Abstract

The preferred vascular access for hemodialysis is a native arteriovenous fistula (AVF) because it offers the best results in the short and long terms, lower morbidity and mortality, and has additional advantages in relation to central venous catheters or arteriovenous grafts. However, obesity can present an additional challenge because of the barrier of subcutaneous cellular tissue covering the surface of the vein to be punctured. The authors review their experience with excision of subcutaneous tissue (lipectomy) overlying upper arm cephalic vein arteriovenous fistulas in obese patients.
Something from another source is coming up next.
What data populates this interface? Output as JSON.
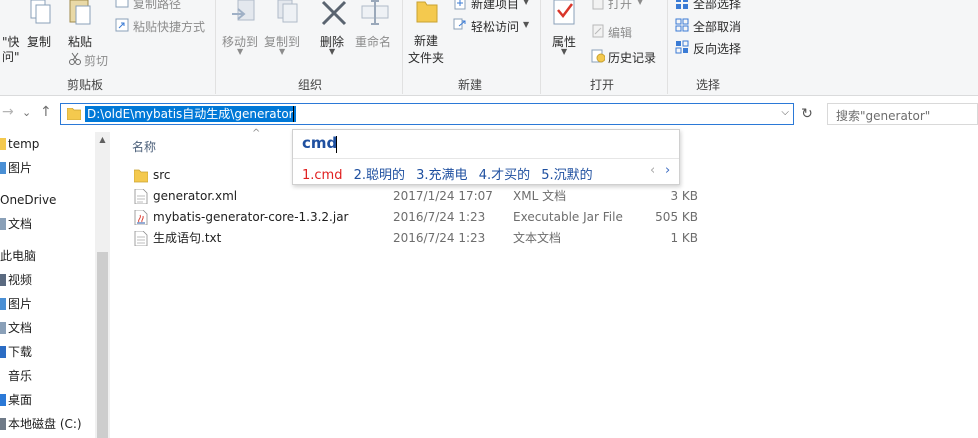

Consecutive vascular access patients undergoing lipectomy for cannulation with difficult access because of vein depth were reviewed. Cephalic vein depth was measured by ultrasound in all cases. Twenty-two patients were reviewed (15 men and 7 women), with a mean body mass index of 34.0 kg/m2 (range: 28-40 kg/m2). Mean age was 58.4 years. The mean preoperative vein depth of 7.9 mm (range: 7.0-10.0 mm) was reduced to 4.7 mm (range: 3.0-6.0 mm) (P 0.01). The mean follow-up period for patients was 13.2 months. Four patients were lost to follow-up and four died during the period due to causes unrelated to vascular access. Obesity should not be a limiting factor to creation of a native AVF, since lipectomy is a relatively simple option for superficialization, enabling functioning native and deep arteriovenous fistulas in obese patients.